The VM interprets the form pointed to by reg_next_expression, by suitably manipulating the registers, and sets the next expression to be evaluated, thereby perpetuating the computation, till it runs out of expressions to evaluate.

The astute reader will observe that all these elements are first-class pLisp objects. This is imperative especially for the current stack, since continuations encapsulate the call stack (although, to be fair, there are ways to reify the stack using native mechanisms and still end up with a first-class continuation object).

The call stack itself is a CONS object made up of frames, themselves pLisp arrays containing the next expression, environment, and the current value rib.

The working of the compiler is somewhat peculiar; the simplified Lisp that it produces from a pLisp source form is something like a Russian-doll-within-doll toy. An example will make this clear:

The source form

(define x 10)

gets compiled into

(CONSTANT 10 (DEFINE X (HALT)))

i.e., we have three 'instructions' to be interpreted by the VM (CONSTANT, DEFINE and HALT), and the first instruction contains the second, the second contains the third, and so on. Looks a bit disconcerting at first, but it works.
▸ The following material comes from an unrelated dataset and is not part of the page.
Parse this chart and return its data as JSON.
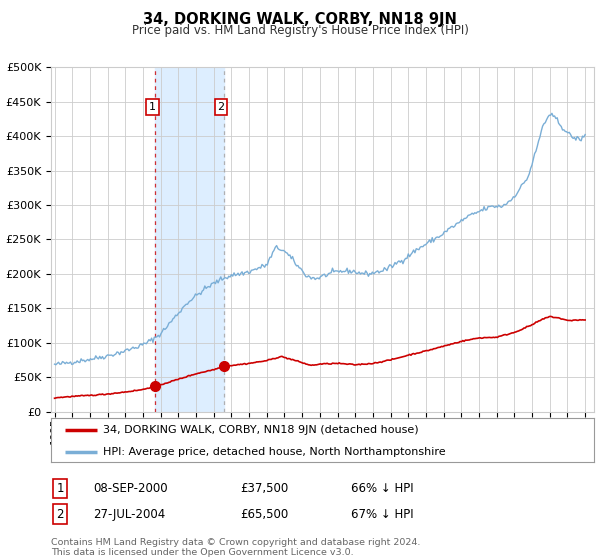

The compiler and interpreter work pretty independently of each other, except when it comes to macros and EVAL. If the compiler detects that it's dealing with a macro, it sets things up so that a call is made to the interpreter, and receives the results of the interpreting for compilation. The interpreter enlists the help of the compiler to process BACKQUOTE, COMMA, COMMA-AT and EVAL.